Amazingly enough, Bayless said he started out in the storytelling business rather than the food creation business. He became interested in language and was studying how it expressed a culture. Through this process, his passion about food was rediscovered. "To be honest I never really thought I would go back to being a chef even though I had grown up in the restaurant industry — I thought I would end up being a food writer," he added. "But then I decided to get back into the restaurant business and now people recognize me more for that more than for what I first intended to do."

Of course, a man this busy can't be at each table every night to share anecdotes about a particular dish or discuss theming of the night's menu; he relies on his staff for that. "All our servers can tell all the stories behind the food and I think that is the difference between success and failure for a restaurant," Bayless said. "If it all comes down to whether a guest likes the food on the plate — that's very subjective.

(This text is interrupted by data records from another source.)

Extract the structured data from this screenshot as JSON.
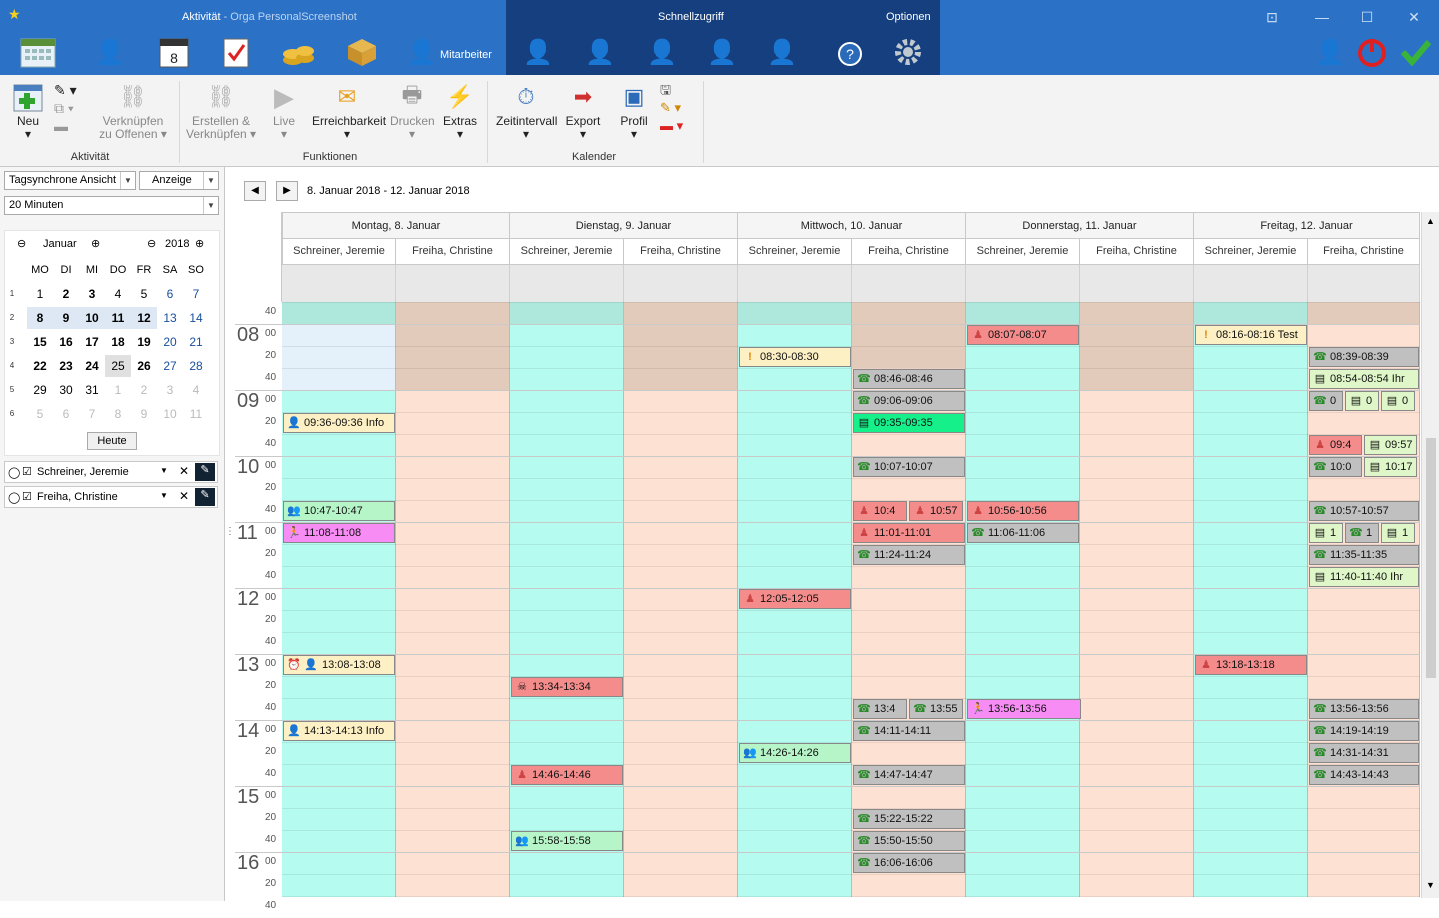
{
  "app": {
    "title_section": "Aktivität",
    "title_app": " - Orga PersonalScreenshot",
    "quick_access": "Schnellzugriff",
    "options": "Optionen",
    "mitarbeiter": "Mitarbeiter"
  },
  "ribbon": {
    "neu": "Neu",
    "verknuepfen": "Verknüpfen",
    "zu_offenen": "zu Offenen",
    "erstellen": "Erstellen &",
    "verknuepfen2": "Verknüpfen",
    "live": "Live",
    "erreichbarkeit": "Erreichbarkeit",
    "drucken": "Drucken",
    "extras": "Extras",
    "zeitintervall": "Zeitintervall",
    "export": "Export",
    "profil": "Profil",
    "grp_aktivitaet": "Aktivität",
    "grp_funktionen": "Funktionen",
    "grp_kalender": "Kalender"
  },
  "left": {
    "view_select": "Tagsynchrone Ansicht",
    "anzeige": "Anzeige",
    "interval_select": "20 Minuten",
    "month": "Januar",
    "year": "2018",
    "weekdays": [
      "MO",
      "DI",
      "MI",
      "DO",
      "FR",
      "SA",
      "SO"
    ],
    "weeks": [
      "1",
      "2",
      "3",
      "4",
      "5",
      "6"
    ],
    "days": [
      [
        "1",
        "2",
        "3",
        "4",
        "5",
        "6",
        "7"
      ],
      [
        "8",
        "9",
        "10",
        "11",
        "12",
        "13",
        "14"
      ],
      [
        "15",
        "16",
        "17",
        "18",
        "19",
        "20",
        "21"
      ],
      [
        "22",
        "23",
        "24",
        "25",
        "26",
        "27",
        "28"
      ],
      [
        "29",
        "30",
        "31",
        "1",
        "2",
        "3",
        "4"
      ],
      [
        "5",
        "6",
        "7",
        "8",
        "9",
        "10",
        "11"
      ]
    ],
    "today_button": "Heute",
    "resources": [
      "Schreiner, Jeremie",
      "Freiha, Christine"
    ]
  },
  "calendar": {
    "range": "8. Januar 2018 - 12. Januar 2018",
    "days": [
      "Montag, 8. Januar",
      "Dienstag, 9. Januar",
      "Mittwoch, 10. Januar",
      "Donnerstag, 11. Januar",
      "Freitag, 12. Januar"
    ],
    "persons": [
      "Schreiner, Jeremie",
      "Freiha, Christine"
    ],
    "hours": [
      "08",
      "09",
      "10",
      "11",
      "12",
      "13",
      "14",
      "15",
      "16"
    ],
    "minute_labels": [
      "40",
      "00",
      "20",
      "40",
      "00",
      "20",
      "40",
      "00",
      "20",
      "40",
      "00",
      "20",
      "40",
      "00",
      "20",
      "40",
      "00",
      "20",
      "40",
      "00",
      "20",
      "40",
      "00",
      "20",
      "40",
      "00",
      "20",
      "40"
    ],
    "events": [
      {
        "col": 6,
        "row": 1,
        "text": "08:07-08:07",
        "color": "red",
        "icon": "person-icon"
      },
      {
        "col": 8,
        "row": 1,
        "text": "08:16-08:16 Test",
        "color": "lyel",
        "icon": "alert-icon"
      },
      {
        "col": 4,
        "row": 2,
        "text": "08:30-08:30",
        "color": "lyel",
        "icon": "alert-icon"
      },
      {
        "col": 9,
        "row": 2,
        "text": "08:39-08:39",
        "color": "gray",
        "icon": "phone-icon"
      },
      {
        "col": 5,
        "row": 3,
        "text": "08:46-08:46",
        "color": "gray",
        "icon": "phone-icon"
      },
      {
        "col": 9,
        "row": 3,
        "text": "08:54-08:54 Ihr",
        "color": "lg",
        "icon": "note-icon"
      },
      {
        "col": 5,
        "row": 4,
        "text": "09:06-09:06",
        "color": "gray",
        "icon": "phone-icon"
      },
      {
        "col": 9,
        "row": 4,
        "text": "0",
        "color": "gray",
        "icon": "phone-icon",
        "part": 0
      },
      {
        "col": 9,
        "row": 4,
        "text": "0",
        "color": "lg",
        "icon": "note-icon",
        "part": 1
      },
      {
        "col": 9,
        "row": 4,
        "text": "0",
        "color": "lg",
        "icon": "note-icon",
        "part": 2
      },
      {
        "col": 0,
        "row": 5,
        "text": "09:36-09:36 Info",
        "color": "lyel",
        "icon": "user-icon"
      },
      {
        "col": 5,
        "row": 5,
        "text": "09:35-09:35",
        "color": "bgreen",
        "icon": "note-icon"
      },
      {
        "col": 9,
        "row": 6,
        "text": "09:4",
        "color": "red",
        "icon": "person-icon",
        "part": 0,
        "parts": 2
      },
      {
        "col": 9,
        "row": 6,
        "text": "09:57",
        "color": "lg",
        "icon": "note-icon",
        "part": 1,
        "parts": 2
      },
      {
        "col": 5,
        "row": 7,
        "text": "10:07-10:07",
        "color": "gray",
        "icon": "phone-icon"
      },
      {
        "col": 9,
        "row": 7,
        "text": "10:0",
        "color": "gray",
        "icon": "phone-icon",
        "part": 0,
        "parts": 2
      },
      {
        "col": 9,
        "row": 7,
        "text": "10:17",
        "color": "lg",
        "icon": "note-icon",
        "part": 1,
        "parts": 2
      },
      {
        "col": 0,
        "row": 9,
        "text": "10:47-10:47",
        "color": "green",
        "icon": "group-icon"
      },
      {
        "col": 5,
        "row": 9,
        "text": "10:4",
        "color": "red",
        "icon": "person-icon",
        "part": 0,
        "parts": 2
      },
      {
        "col": 5,
        "row": 9,
        "text": "10:57",
        "color": "red",
        "icon": "person-icon",
        "part": 1,
        "parts": 2
      },
      {
        "col": 6,
        "row": 9,
        "text": "10:56-10:56",
        "color": "red",
        "icon": "person-icon"
      },
      {
        "col": 9,
        "row": 9,
        "text": "10:57-10:57",
        "color": "gray",
        "icon": "phone-icon"
      },
      {
        "col": 0,
        "row": 10,
        "text": "11:08-11:08",
        "color": "mag",
        "icon": "runner-icon"
      },
      {
        "col": 5,
        "row": 10,
        "text": "11:01-11:01",
        "color": "red",
        "icon": "person-icon"
      },
      {
        "col": 6,
        "row": 10,
        "text": "11:06-11:06",
        "color": "gray",
        "icon": "phone-icon"
      },
      {
        "col": 9,
        "row": 10,
        "text": "1",
        "color": "lg",
        "icon": "note-icon",
        "part": 0
      },
      {
        "col": 9,
        "row": 10,
        "text": "1",
        "color": "gray",
        "icon": "phone-icon",
        "part": 1
      },
      {
        "col": 9,
        "row": 10,
        "text": "1",
        "color": "lg",
        "icon": "note-icon",
        "part": 2
      },
      {
        "col": 5,
        "row": 11,
        "text": "11:24-11:24",
        "color": "gray",
        "icon": "phone-icon"
      },
      {
        "col": 9,
        "row": 11,
        "text": "11:35-11:35",
        "color": "gray",
        "icon": "phone-icon"
      },
      {
        "col": 9,
        "row": 12,
        "text": "11:40-11:40 Ihr",
        "color": "lg",
        "icon": "note-icon"
      },
      {
        "col": 4,
        "row": 13,
        "text": "12:05-12:05",
        "color": "red",
        "icon": "person-icon"
      },
      {
        "col": 0,
        "row": 16,
        "text": "13:08-13:08",
        "color": "lyel",
        "icon": "alarm-icon",
        "pad": true
      },
      {
        "col": 8,
        "row": 16,
        "text": "13:18-13:18",
        "color": "red",
        "icon": "person-icon"
      },
      {
        "col": 2,
        "row": 17,
        "text": "13:34-13:34",
        "color": "red",
        "icon": "skull-icon"
      },
      {
        "col": 5,
        "row": 18,
        "text": "13:4",
        "color": "gray",
        "icon": "phone-icon",
        "part": 0,
        "parts": 2
      },
      {
        "col": 5,
        "row": 18,
        "text": "13:55",
        "color": "gray",
        "icon": "phone-icon",
        "part": 1,
        "parts": 2
      },
      {
        "col": 6,
        "row": 18,
        "text": "13:56-13:56",
        "color": "mag",
        "icon": "runner-icon",
        "wide": true
      },
      {
        "col": 9,
        "row": 18,
        "text": "13:56-13:56",
        "color": "gray",
        "icon": "phone-icon"
      },
      {
        "col": 0,
        "row": 19,
        "text": "14:13-14:13 Info",
        "color": "lyel",
        "icon": "user-icon"
      },
      {
        "col": 5,
        "row": 19,
        "text": "14:11-14:11",
        "color": "gray",
        "icon": "phone-icon"
      },
      {
        "col": 9,
        "row": 19,
        "text": "14:19-14:19",
        "color": "gray",
        "icon": "phone-icon"
      },
      {
        "col": 4,
        "row": 20,
        "text": "14:26-14:26",
        "color": "green",
        "icon": "group-icon"
      },
      {
        "col": 9,
        "row": 20,
        "text": "14:31-14:31",
        "color": "gray",
        "icon": "phone-icon"
      },
      {
        "col": 2,
        "row": 21,
        "text": "14:46-14:46",
        "color": "red",
        "icon": "person-icon"
      },
      {
        "col": 5,
        "row": 21,
        "text": "14:47-14:47",
        "color": "gray",
        "icon": "phone-icon"
      },
      {
        "col": 9,
        "row": 21,
        "text": "14:43-14:43",
        "color": "gray",
        "icon": "phone-icon"
      },
      {
        "col": 5,
        "row": 23,
        "text": "15:22-15:22",
        "color": "gray",
        "icon": "phone-icon"
      },
      {
        "col": 2,
        "row": 24,
        "text": "15:58-15:58",
        "color": "green",
        "icon": "group-icon"
      },
      {
        "col": 5,
        "row": 24,
        "text": "15:50-15:50",
        "color": "gray",
        "icon": "phone-icon"
      },
      {
        "col": 5,
        "row": 25,
        "text": "16:06-16:06",
        "color": "gray",
        "icon": "phone-icon"
      }
    ]
  }
}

I can give you a dish that you might not think you like, but if I put it in the right context and I give it a story, you might decide you like that dish."

Bayless takes the storytelling back yet another step, fully believing that a properly written menu can start that conversation before the servers even approach a table. "We recently visited a Turkish place and it was a very nice restaurant, but they just put everything all on one menu, things from street vendors, little restaurants, single-dish restaurants, everything was just put all in one place," he said. "Where they missed the mark is they weren't telling any stories about any of the food. If they had just given different headings to the sections of the menu with a little background, this would give the guest a context in which to start to understand the cuisine."

Bayless takes this a step further with his staff than many other restaurateurs do, by actually taking his management staff to Mexico in order for them to experience the food and culture on their own, thus obtaining their own stories and experiences to share with the customers.

This year will mark the 10th season of his award-winning show, and he's extremely excited about what they have put together.

"This season focuses on those young chefs of Mexico City who are really thinking outside of the box and adding a completely new perspective to what the food of Mexico can be," he said. "They are all young; this is a new crop of chefs, and they are all super smart, and really, really well educated. They have worlds of experience and have brought all that back to Mexico and are changing the way people think about the food there. It's fantastic. "

As busy as Bayless is, don't look for him to pull back on the reins just quite yet. He's got a new restaurant concept in the works, which he's planning to open in the next year.

"We've already got the space but we are not quite sure which direction we're going to take it yet. We are just in the menu development and then that will dictate what the kitchen will look like," he said. "It's going to have a focus of Mescal for sure because I want to do a Mescal bar. I know it's going to be live fire cooking, because everything I do has live fire cooking, so it will be heavy in that arena, but I just don't know exactly what the menu will be yet. It may be just live fire and nothing else. No fryer, no stove, just a great big long grill with things on top of it where you can simmer things and such but it will be super rustic."